シリアに派遣された国連の職員
シリアに化学兵器の廃棄を迫る国連安全保障理事会の決議を受けて、OPCW=化学兵器禁止機関は、シリア国内にある化学兵器の廃棄を進めるため、今月1日から国連の専門家と共に査察チームを派遣しています。
査察チームは、シリア政府から提出された化学兵器の量や施設の場所などの情報を基に、6日、軍事施設を訪れ、化学物質を搭載するロケット弾や化学兵器の製造 設備などを破壊する作業を始めました。現場では、化学物質を搭載するためのロケット弾を、戦車で押しつぶす作業が行われたということです。査察チームは、シリア政府との事前協議に十分な時間を取る予定でしたが、シリア政府側が協力的であることから、当初の予定より早く作業に着手したものとみられます。査察チームは、来年半ばまでに、シリア政府が国内の軍事施設に保有しているとみられるおよそ1000トンの化学兵器の廃棄を目指しています。
しかし、こうした軍事施設は、今も激しい内戦が続く戦闘地域や、反政府勢力が制圧した地域にも点在していることから、査察チームが計画どおりに化学兵器の廃棄を進める
ことができるかが焦点となっています。
OPCWのアフメト・ウズムジュ事務局長は、シリア化学兵器庫の破壊は「長く困難な」過程になるとしながらも、作業の「建設的な始まり」を歓迎しました。
国連の潘基文(バンキムン)事務総長は7日、シリアの化学兵器廃棄に関し、安保理に書簡を送り、国連と国際機関・化学兵器禁止機関の合同 チームを約100人に拡大することなどを勧告しました。書簡は、合同チームの廃棄計画が極めて危険で「これまでに試みられたことのない作 業実施を目指す」と強調しました。OPCWは8日、定例の執行理事会を開き、シリアの化学兵器を調べる査察官を増派する方針を明らかにしました。人数は明確にしていませんが、国連 と合同で約100人規模とみられます。
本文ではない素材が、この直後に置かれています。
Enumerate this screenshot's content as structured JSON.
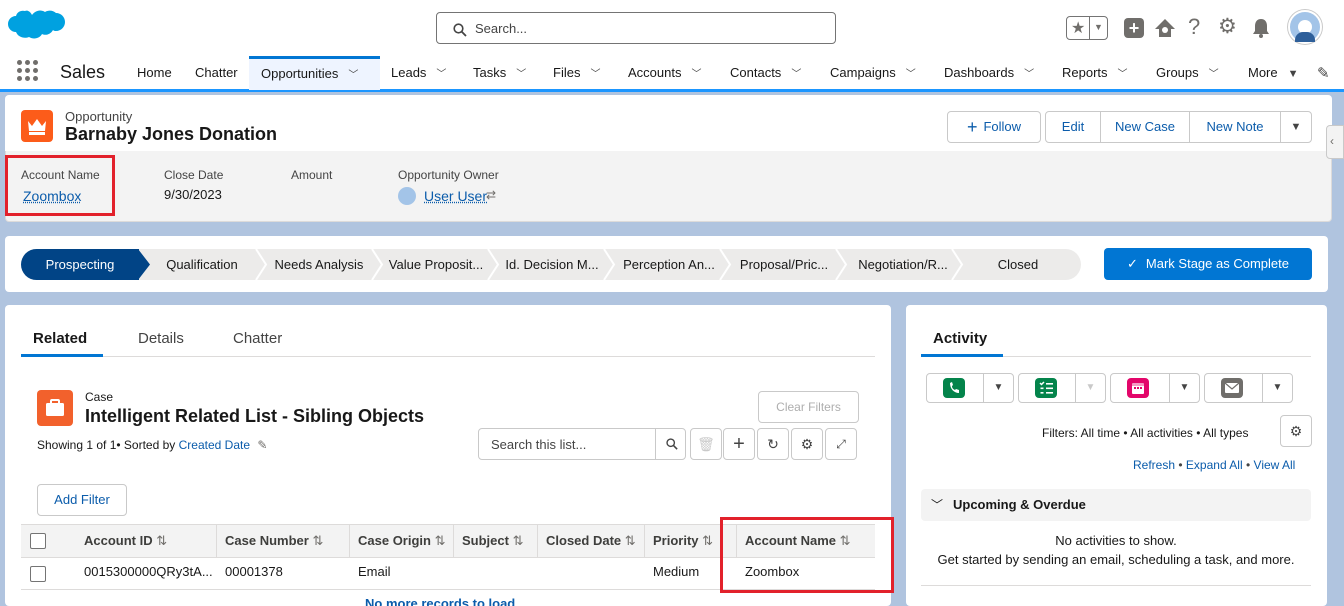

シリアの化学兵器廃棄の進展は国際共同体からの前向きな評価を受けています。ロシアのプーチン大統領は8日、インドネシア・バリ島で開かれたAPEC=アジア太平洋経済協力会議首脳会議に合わせてアメリカのケリー国務長官と会談した後の記者会見で「シリアについて中期的に何をどのようにすべきかという問題で、アメリカと共通認識を得た」と発言しました。化学兵器の廃棄に「シリア当局は極めて精力的に取り組んでおり、その作業は極めて透明性が高い」と述べ、アサド政権が化学兵器禁止機関と国連の合同査察チームによる廃棄作業に協力的であることを強調しました。
一方、アメリカのケリー国務長官は、シリアの化学兵器の廃棄を目指して現地入りしているOPCWが化学兵器の関連設備の破壊を始めたことについて、アサド政権が協力的に対応していると評価しました。これらは、シリアの化学兵器の廃棄過程にとって良いスタートであることでしょう。
OPCWの査察官がシリアにおける責任ある計画を全うするために順調な活動を進めていることは否認できません。しかし、およそ1000トンの化学兵器を完全に廃棄する2014年半ばまでの時間はかなり長いです。それだけではなく、客観的条件やシリア内戦情勢がこの計画を左右する恐れもあります。従って、シリアにおける化学兵器の全廃計画が、達成されるか否かという質問の回答はまだ出ていないままです。